🍞 The Lazy Baker's Guide to Sourdough Bread
Dec 7, 2017
4 minute read

Since May 2017, I’ve been the proud owner of a Panasonic ZB2512 Automatic Bread Maker. One of those quick and easy bread makers where you throw in all the ingredients, choose a menu setting, press ‘start’ and just sit down and relax. Four hours later, the house is filled with an intensely delicious smell of a freshly baked loaf.

We’ve tried all kinds of flour types, from classic white flour to more darker Waldkorn(tm) flour and baked fingerlickingly delicious chocolate breads. We quickly switched from butter to adding clear pork fat in the bread, improving the tast just a tad.

Fostering Flatulent Fungi

Until now I’ve been using Sacchoromyces cerevisiae, or common baker’s yeast as a leavening agent in my bread. This strain of yeast converts the fermentable sugars in the dough into alcohol (ethanol) and carbon dioxide.

Now it was time to up the ante and actually grow my own strain of yeast instead of buying instant packages of baker’s yeast. Now it was time for Sourdough.

Before baker’s yeast and chemical leavening agents, bakers grew and nurtured their own yeast by combining flour and water and let it ferment in a vessel in open air. Bacteria within the flour and in the air would feast on the nutrients and breed.

Let’s give that a try! Start out by combining 50g of regular white bread flour with 50g of water. Keep the lid ajar to let in the naturally occurring yeasts in the air (oh yes, they are there).

Keeping them well fed is of the utmost importance if you want them to endure. After all, you will be thinning out the colony every time you bake a loaf. Have a daily feeding routine: I fed mine every evening by adding 50g of flour and 50g of water; always the 1:1 ratio.

After a few days you’ll start to smell a sour odour and see tiny bubbles appear. The bacteria population, called lactobacilli, is growing. This is a common strain in the food industry that converts sugars into lactic acids and is used in the production of yoghurts, cheeses and other common fermented foods like pickles and sauerkraut.

Maintain the daily feeding routine and keep your sourdough starter stored at a comfortable temperature (19°C-22°C). It took me 9 days from nothing to a thriving yeast.

Congratulations, you know have your sourdough starter.

How quickly they grow, from left to right: first, eight and ninth day.

You can make your sourdough dormant by putting it in the fridge. In this state, you’ll only need to feed it once of twice a week.

Fresh Bread in the Morning

Like people, yeasts work better on a full stomach! Be sure it is fed at least three to four hours in advance so it is bubbly. If you put it in the fridge, you’ll need to take it out and feed it at least 24 hours in advance. If you want to test if your sourdough is ready to use, drop a teaspoon of it in water: if it floats it is ready, otherwise it is not active enough yet.

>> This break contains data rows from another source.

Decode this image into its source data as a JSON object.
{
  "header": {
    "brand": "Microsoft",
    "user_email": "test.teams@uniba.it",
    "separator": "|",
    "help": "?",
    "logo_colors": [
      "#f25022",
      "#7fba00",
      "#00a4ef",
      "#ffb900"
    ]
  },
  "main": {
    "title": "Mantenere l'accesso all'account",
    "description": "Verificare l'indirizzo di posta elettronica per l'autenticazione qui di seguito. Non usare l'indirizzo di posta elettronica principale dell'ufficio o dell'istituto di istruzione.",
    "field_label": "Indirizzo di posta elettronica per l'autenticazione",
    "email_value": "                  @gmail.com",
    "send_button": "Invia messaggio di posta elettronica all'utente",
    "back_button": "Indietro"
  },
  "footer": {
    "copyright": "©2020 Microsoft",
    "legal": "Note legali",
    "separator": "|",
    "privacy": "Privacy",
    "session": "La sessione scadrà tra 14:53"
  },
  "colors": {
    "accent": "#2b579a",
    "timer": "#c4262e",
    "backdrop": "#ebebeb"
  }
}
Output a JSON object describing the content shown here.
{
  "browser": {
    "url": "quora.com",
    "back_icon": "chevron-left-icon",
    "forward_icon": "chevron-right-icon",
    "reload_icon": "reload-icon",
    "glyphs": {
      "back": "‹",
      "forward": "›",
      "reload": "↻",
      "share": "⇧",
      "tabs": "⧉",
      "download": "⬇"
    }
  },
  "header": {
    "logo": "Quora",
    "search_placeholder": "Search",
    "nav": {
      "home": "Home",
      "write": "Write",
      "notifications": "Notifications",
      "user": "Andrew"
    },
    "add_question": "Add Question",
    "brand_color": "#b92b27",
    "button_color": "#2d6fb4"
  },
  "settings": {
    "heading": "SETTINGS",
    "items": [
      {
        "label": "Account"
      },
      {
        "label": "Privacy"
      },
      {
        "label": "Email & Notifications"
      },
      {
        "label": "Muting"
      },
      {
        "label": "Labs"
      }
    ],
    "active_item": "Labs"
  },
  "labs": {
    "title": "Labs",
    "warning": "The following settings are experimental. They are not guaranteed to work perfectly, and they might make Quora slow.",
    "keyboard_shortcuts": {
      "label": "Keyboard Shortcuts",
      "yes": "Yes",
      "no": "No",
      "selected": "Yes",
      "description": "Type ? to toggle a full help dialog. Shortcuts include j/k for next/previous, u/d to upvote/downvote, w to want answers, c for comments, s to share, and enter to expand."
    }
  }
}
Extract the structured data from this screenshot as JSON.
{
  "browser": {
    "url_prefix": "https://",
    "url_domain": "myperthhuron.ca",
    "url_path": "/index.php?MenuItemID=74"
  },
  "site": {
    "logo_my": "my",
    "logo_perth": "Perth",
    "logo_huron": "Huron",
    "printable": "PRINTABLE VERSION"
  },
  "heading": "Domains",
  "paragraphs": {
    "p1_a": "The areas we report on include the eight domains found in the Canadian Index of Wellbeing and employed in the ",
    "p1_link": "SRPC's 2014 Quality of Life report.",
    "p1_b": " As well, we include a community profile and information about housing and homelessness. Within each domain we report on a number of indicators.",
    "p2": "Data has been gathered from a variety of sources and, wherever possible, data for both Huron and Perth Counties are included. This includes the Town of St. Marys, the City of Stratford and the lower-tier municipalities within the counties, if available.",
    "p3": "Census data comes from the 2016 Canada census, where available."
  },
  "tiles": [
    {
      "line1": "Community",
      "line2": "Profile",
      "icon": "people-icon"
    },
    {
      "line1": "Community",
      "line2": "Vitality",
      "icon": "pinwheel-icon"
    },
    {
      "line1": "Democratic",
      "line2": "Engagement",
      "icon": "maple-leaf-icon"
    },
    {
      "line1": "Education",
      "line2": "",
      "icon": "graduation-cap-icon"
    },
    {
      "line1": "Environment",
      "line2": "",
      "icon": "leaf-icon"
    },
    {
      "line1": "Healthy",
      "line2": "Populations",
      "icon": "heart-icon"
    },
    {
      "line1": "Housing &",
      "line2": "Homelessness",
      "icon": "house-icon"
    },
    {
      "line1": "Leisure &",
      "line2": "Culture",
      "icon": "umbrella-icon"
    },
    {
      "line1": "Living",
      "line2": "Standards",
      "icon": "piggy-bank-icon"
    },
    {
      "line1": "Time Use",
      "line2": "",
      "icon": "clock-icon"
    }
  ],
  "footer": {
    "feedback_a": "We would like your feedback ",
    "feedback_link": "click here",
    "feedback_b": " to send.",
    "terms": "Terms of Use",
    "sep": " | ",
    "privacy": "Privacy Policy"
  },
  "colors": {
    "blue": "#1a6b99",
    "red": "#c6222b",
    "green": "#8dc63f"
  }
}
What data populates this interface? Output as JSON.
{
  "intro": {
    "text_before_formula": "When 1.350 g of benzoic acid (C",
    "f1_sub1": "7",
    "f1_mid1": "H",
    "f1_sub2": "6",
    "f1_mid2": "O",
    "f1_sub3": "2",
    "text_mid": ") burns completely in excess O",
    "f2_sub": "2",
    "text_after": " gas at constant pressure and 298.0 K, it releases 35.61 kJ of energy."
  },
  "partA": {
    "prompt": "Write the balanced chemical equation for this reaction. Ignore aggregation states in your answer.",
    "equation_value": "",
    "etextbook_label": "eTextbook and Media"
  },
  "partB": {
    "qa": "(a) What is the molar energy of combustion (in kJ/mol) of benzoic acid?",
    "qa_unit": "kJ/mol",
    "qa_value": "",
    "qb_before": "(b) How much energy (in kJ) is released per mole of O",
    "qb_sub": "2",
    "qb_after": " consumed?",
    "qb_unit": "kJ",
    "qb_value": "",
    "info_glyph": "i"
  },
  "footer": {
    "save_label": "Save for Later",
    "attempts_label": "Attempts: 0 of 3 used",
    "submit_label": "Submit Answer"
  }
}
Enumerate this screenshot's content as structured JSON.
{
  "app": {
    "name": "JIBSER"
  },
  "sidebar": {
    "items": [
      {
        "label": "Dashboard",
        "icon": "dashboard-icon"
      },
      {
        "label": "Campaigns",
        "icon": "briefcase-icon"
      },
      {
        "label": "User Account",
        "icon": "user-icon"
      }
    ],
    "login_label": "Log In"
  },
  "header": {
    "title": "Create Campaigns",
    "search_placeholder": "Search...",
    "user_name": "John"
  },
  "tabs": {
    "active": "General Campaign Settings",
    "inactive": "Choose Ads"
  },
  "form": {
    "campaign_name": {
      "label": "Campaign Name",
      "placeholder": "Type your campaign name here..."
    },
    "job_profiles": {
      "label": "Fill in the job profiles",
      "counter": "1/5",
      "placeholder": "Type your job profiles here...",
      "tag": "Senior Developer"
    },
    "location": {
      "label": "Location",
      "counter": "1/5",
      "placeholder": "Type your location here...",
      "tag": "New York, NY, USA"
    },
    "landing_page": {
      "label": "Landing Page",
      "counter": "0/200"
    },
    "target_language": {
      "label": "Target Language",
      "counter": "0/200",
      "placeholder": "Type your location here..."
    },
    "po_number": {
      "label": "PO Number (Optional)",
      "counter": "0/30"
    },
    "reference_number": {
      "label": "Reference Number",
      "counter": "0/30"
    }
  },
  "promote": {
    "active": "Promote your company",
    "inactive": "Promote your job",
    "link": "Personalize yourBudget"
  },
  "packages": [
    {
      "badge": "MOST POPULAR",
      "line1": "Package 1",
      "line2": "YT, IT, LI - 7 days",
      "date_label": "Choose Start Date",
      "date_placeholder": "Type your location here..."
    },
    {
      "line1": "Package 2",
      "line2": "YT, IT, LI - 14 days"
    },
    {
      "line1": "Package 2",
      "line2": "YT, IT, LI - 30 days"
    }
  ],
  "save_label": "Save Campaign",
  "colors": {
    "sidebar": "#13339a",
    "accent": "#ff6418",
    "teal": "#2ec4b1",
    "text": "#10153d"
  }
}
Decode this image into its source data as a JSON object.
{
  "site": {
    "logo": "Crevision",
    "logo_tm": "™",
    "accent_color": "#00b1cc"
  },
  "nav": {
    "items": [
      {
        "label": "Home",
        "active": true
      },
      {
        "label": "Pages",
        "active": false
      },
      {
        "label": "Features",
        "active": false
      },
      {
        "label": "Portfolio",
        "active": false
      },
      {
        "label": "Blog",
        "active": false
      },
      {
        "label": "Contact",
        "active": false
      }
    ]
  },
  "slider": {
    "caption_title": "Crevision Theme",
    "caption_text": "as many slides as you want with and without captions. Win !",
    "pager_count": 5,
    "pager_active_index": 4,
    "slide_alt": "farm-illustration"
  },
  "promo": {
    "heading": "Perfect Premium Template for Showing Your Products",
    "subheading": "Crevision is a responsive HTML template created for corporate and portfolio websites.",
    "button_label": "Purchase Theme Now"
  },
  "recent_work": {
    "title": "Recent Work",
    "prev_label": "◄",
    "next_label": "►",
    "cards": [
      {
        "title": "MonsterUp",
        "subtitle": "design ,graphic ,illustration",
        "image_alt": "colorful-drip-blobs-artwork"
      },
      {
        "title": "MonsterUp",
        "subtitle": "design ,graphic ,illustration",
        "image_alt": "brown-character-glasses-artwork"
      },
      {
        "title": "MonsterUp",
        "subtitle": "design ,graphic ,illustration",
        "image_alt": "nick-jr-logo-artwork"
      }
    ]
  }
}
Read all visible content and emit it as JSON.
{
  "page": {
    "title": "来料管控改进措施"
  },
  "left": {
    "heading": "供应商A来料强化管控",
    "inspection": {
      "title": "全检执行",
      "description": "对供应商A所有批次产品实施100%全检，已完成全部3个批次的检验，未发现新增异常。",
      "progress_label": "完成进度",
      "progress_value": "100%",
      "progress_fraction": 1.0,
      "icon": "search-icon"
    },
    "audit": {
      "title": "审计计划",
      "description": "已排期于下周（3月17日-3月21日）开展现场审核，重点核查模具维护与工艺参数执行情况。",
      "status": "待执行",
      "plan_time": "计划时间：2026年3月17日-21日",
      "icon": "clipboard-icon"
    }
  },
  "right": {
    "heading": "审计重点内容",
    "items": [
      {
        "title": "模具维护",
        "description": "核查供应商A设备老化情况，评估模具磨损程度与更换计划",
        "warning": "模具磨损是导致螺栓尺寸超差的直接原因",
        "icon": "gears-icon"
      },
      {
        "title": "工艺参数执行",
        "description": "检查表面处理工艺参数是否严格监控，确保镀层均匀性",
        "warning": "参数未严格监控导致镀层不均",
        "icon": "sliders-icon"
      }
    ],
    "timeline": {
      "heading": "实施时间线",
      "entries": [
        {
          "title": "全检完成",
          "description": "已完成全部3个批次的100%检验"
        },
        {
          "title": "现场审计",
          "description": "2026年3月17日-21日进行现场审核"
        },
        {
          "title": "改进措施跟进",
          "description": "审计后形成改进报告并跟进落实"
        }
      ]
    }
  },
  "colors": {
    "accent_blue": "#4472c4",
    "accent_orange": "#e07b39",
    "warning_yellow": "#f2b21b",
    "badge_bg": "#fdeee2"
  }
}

Start this recipe about 45 minutes before going to sleep and you will have a freshly baked loaf of bread in the morning.

Add these ingredients in order to the baking tin:

  • 100g sourdough starter
  • 500g (white) flour
  • 15g of salt
  • 300g water

Sourdough yeasts are not so active as regular baker’s yeast and require additional time. So we’ll combine two unrelated preprogrammed cycles to increase the leavening time.

  1. Pizza (menu 28)

    A setting that only kneads the dough and takes around 45 minutes.

  2. Timed French Bread (menu 9)

    This setting takes about 5 hours to knead, rise and bake the bread. The time between both programs will be spent as a pre-rise.

When I got up this beauty was waiting for me in the baking tin!